Beside Dunbar Castle the distinctive roof of the Dunbar leisure pool (in its early days called Splash), forms an instantly recognisable landmark and, to the west, the line of cliffs leading to Belhaven Bay is still free of development. Belhaven Bay itself stretches apparently unchanged westwards, but the keen observer would have noted both the growth of ‘Spike Island’ (an area of dunes and marram grass), a plantation of conifers submerging the former racecourse and golf course (to the immediate south of Spike Island) and a car-park at the south eastern end of the plantation. The whole of Belhaven Bay is now the John Muir Country Park (J.M.C.P.), maintained by the local authority, which was responsible for negotiating access with local landowners; the park is very popular with both locals and visitors from further afield (see below).

Beyond the new roads catering to the expanded town, the observer would note the electrification of the railway (completed 1984) and the development of the A1, which has progressed in stages throughout the period. The main road by-passes Dunbar completely to the south. It has been realigned and made into a dual carriageway on the east to create room for quarrying – creating an awkward and unattractive southerly access road. On the west a major roundabout has swept away all but one dwelling, itself a replacement for the old hamlet of Beltonford. New proposals will see the road developed to a dual carriageway between Spott Road and Thistley Cross (begun end of 2000); a further plan will see the western portion of the A1 developed into an expressway (due to be completed spring 2004), which will markedly shorten the times of road communication with Edinburgh.

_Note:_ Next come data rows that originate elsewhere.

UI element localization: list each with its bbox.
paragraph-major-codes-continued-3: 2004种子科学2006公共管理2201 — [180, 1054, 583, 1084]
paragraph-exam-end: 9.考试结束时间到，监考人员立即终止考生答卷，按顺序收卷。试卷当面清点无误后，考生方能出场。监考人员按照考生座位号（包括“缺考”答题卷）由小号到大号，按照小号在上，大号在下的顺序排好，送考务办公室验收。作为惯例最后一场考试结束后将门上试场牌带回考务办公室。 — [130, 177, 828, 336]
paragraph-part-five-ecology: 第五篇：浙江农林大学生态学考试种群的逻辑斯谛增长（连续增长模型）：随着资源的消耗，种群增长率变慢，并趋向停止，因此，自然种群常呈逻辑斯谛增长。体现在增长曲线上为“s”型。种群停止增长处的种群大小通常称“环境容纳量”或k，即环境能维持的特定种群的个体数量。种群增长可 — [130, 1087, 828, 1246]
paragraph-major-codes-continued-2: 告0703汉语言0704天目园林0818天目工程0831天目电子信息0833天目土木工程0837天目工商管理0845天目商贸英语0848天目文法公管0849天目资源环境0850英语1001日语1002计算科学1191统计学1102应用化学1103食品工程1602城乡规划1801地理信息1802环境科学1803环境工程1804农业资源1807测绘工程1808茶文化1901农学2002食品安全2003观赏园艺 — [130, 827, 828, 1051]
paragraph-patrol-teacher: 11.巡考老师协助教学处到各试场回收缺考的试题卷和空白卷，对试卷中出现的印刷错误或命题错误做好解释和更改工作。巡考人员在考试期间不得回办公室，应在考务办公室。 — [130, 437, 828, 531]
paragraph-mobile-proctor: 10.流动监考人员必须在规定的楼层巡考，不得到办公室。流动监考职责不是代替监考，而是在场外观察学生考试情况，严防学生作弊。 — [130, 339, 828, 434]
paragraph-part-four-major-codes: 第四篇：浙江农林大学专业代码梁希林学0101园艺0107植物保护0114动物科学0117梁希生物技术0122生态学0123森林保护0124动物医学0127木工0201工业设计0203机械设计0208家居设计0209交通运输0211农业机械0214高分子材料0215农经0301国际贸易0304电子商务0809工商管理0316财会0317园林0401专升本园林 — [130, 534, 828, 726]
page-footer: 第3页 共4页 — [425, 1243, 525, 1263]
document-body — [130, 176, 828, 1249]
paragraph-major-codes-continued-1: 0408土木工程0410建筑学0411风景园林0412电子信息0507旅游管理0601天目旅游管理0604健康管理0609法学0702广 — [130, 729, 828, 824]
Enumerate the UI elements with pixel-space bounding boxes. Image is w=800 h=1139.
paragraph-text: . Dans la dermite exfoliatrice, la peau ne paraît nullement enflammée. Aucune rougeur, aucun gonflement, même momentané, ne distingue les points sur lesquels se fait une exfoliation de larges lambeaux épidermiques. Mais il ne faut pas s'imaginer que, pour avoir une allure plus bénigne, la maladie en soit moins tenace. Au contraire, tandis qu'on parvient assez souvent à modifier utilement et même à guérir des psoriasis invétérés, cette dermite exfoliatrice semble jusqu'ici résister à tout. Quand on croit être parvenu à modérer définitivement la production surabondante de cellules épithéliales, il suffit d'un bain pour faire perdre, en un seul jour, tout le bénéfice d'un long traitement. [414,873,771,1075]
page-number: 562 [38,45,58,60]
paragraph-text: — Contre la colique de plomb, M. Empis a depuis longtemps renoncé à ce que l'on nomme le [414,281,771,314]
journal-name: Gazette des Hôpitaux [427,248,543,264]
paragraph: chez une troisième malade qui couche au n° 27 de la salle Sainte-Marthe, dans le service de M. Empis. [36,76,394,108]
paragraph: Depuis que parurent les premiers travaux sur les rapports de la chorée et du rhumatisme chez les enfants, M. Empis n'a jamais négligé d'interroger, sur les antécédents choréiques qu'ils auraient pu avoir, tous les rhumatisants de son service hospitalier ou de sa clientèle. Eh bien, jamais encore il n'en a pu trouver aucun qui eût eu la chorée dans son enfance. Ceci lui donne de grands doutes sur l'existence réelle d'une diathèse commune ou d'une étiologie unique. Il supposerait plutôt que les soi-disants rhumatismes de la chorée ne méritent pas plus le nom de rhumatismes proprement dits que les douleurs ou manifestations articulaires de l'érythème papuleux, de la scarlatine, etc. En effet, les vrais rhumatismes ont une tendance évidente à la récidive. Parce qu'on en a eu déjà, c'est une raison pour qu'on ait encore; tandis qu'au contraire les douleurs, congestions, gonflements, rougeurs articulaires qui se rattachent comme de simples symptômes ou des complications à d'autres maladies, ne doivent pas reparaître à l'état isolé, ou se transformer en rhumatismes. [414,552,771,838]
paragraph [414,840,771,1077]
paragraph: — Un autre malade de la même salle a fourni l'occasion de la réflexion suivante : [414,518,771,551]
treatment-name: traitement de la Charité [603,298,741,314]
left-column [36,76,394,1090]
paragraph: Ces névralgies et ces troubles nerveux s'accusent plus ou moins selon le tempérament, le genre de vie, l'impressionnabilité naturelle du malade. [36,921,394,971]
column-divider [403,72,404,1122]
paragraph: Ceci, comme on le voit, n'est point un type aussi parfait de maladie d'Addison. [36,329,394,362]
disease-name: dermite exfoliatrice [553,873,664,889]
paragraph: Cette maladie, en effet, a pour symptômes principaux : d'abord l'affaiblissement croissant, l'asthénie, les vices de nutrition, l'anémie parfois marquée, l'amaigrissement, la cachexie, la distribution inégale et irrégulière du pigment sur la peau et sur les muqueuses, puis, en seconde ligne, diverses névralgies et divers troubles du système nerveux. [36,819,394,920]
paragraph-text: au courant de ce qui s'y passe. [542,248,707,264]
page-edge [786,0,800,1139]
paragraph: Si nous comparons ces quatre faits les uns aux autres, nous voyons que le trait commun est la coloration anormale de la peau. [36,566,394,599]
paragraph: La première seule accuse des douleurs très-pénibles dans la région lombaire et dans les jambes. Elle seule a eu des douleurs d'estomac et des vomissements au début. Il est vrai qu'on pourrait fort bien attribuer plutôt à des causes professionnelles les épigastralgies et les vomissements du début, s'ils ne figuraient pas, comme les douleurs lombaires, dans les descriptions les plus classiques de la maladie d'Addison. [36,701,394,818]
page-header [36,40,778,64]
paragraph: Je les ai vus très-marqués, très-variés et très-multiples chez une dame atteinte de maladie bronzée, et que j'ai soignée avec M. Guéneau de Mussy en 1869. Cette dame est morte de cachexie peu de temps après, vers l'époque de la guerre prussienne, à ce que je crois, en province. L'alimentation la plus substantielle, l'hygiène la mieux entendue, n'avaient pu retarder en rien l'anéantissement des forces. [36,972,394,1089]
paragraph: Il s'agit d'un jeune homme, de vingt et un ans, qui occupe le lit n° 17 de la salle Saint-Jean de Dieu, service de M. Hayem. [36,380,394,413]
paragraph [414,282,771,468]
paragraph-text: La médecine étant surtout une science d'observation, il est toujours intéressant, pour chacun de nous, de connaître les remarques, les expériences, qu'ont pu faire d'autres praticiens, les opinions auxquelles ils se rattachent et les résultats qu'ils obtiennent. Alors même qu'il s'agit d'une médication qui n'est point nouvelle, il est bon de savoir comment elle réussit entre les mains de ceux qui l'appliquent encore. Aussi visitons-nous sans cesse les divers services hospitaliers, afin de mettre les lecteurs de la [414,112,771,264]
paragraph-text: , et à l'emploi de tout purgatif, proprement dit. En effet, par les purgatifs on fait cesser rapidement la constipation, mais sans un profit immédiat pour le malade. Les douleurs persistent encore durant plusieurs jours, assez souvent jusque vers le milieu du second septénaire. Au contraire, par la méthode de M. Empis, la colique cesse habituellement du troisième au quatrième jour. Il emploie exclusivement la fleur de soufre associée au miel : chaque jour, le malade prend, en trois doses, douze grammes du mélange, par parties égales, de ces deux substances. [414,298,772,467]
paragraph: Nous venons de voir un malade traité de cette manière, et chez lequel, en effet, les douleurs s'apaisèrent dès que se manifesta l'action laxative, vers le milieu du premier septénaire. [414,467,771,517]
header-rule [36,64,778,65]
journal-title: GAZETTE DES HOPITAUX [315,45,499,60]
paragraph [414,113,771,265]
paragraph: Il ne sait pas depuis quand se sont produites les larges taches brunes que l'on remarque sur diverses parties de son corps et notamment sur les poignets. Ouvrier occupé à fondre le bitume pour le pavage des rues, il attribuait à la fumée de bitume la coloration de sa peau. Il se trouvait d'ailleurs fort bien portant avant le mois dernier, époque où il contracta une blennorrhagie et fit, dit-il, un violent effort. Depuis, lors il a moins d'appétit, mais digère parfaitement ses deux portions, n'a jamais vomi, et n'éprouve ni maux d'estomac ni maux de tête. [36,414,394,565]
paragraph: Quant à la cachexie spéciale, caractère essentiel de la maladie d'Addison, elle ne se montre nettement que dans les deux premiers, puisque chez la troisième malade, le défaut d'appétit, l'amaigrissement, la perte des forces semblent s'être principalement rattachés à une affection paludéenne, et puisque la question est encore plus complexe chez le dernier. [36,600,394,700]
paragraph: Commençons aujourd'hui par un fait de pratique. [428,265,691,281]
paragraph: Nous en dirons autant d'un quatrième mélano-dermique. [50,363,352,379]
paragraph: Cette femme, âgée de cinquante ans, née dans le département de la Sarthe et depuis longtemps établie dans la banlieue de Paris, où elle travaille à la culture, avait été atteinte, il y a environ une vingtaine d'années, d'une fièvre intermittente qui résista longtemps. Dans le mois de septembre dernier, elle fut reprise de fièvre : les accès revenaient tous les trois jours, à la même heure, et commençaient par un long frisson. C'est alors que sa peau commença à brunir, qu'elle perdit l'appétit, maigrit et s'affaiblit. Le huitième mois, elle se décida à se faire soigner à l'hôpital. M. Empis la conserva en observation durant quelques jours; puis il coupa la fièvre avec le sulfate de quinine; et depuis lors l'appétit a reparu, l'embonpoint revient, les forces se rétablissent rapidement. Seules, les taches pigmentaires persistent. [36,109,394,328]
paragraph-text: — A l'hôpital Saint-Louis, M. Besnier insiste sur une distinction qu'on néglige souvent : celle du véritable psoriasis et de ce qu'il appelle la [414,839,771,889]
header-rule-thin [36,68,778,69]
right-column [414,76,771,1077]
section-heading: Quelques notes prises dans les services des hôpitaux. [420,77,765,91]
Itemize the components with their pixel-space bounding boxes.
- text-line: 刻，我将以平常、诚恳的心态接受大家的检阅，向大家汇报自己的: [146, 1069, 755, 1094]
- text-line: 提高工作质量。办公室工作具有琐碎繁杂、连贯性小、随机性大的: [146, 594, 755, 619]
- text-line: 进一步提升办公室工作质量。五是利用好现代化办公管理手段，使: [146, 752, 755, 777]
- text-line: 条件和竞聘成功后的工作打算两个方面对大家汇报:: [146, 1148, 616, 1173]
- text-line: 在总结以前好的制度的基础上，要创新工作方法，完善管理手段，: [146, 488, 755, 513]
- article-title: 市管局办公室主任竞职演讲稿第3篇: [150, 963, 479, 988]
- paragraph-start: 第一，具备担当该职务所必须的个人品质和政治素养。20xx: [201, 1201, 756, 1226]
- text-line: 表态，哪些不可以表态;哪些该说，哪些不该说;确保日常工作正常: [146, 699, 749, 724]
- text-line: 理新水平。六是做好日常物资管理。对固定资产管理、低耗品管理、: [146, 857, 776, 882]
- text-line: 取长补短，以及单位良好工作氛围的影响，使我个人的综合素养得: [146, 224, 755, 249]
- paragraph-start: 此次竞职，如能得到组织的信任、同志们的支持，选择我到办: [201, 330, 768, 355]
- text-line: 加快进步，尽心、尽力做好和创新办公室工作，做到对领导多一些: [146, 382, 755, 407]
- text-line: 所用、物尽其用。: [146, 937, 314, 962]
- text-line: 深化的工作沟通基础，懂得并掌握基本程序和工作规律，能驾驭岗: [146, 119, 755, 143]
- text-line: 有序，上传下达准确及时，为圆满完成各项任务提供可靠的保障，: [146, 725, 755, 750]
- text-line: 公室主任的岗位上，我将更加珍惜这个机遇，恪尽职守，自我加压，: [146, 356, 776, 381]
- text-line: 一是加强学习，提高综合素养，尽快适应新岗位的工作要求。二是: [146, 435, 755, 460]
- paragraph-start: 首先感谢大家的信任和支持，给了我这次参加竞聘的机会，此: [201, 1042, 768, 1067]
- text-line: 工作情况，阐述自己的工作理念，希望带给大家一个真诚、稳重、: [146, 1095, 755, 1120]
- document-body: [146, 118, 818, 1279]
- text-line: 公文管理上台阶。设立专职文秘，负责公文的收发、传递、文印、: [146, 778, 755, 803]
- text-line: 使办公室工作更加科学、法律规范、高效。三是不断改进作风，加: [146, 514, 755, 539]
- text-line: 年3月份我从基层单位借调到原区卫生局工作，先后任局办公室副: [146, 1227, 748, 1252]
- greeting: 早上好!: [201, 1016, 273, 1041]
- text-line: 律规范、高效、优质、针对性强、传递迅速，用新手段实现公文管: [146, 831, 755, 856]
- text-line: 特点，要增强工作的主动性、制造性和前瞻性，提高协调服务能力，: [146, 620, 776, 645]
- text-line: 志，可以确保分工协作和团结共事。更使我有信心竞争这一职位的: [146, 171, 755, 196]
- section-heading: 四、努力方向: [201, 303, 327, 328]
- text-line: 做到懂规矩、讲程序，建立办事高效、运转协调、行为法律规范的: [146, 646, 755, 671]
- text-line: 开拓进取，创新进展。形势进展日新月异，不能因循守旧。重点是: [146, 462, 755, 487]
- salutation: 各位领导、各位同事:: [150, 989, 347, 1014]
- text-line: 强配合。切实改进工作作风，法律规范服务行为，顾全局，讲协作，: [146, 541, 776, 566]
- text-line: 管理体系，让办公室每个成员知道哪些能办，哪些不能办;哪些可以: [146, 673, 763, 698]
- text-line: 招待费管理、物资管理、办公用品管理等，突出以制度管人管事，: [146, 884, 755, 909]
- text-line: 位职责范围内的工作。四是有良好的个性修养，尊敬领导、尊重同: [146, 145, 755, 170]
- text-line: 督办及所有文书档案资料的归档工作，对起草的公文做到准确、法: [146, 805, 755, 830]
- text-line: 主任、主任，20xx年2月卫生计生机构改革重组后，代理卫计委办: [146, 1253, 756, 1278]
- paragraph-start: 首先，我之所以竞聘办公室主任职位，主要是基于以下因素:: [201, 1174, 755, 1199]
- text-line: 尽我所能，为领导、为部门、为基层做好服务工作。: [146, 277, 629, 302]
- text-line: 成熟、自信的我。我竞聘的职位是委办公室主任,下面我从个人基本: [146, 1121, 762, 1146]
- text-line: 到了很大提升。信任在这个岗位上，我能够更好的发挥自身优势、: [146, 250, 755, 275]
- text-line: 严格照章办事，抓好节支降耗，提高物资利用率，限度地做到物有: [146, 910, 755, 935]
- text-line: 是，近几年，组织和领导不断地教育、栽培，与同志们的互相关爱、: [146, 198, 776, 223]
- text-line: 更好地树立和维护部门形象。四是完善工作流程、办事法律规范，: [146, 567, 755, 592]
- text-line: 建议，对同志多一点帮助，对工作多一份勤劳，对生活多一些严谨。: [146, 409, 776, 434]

The surviving agricultural land is still predominantly arable and, although field boundaries have been eroded, would be recognisable to the observer of 50 years ago. The sole major crop-change has been an increase in acreage devoted to oil seed rape. The planting of small plantations has to some extent ameliorated the loss of field boundaries.

On 3 September 2000, Dunbar Community Council commemorated the outbreak of the second world war; it was in a sense an odd date for the commemoration. VJ Day had been celebrated in 1995 and it would have seemed more correct to have remembered the outbreak of war in 1999 but as the century closed it seemed appropriate to look back to the war. Schoolboys, either in 1939 or in 1945, were now senior citizens. Pilots in the Battle of Britain or soldiers at Dunkirk were 80 plus, but ‘on parade’ was Darry Horsburgh, who was in the parish church that Sunday morning in 1939 and who found himself at war at the end of the service. For those who came back the world was different. They had experienced danger, disruption, loneliness, deprivation and, in some cases, terrible wounds and suffering, but also excitement and companionship. They had found new friends and in some cases romance and marriage. For those who stayed at home, Dunbar became an armed camp, with the fear of invasion, with defence restrictions, but also with excitements, with new faces. Many who just passed through – like 161 Officer Cadet Training Unit (OCTU) based at the Barracks and local hotels – managed to create an impression with the local girls. A few came back or stayed on. Three cadets from the OCTU died and were buried in Dunbar cemetery. The forestry teams from the Honduras Regiment based at Stenton / Whittingehame gave a touch of the exotic but that was probably not how they saw it in the grim autumn of 1941; two of them were dead by Christmas. The military occupied the Lorne Hotel (now Smith the bakers); John Smith remembers coming home from school one day to discover that the big tree in the garden had gone and being told – ‘the darkies cam and cut it doon’.

At the end of 1945, Dunbar had to adjust to a greater extent to the peacetime world than many other small burghs. The town had been heavily militarised, and the whole of Belhaven Bay had been taken over by the M.O.D., and the burgh itself was in a sense a fortress for much of the war. For a period, travel was restricted and communications harder than otherwise.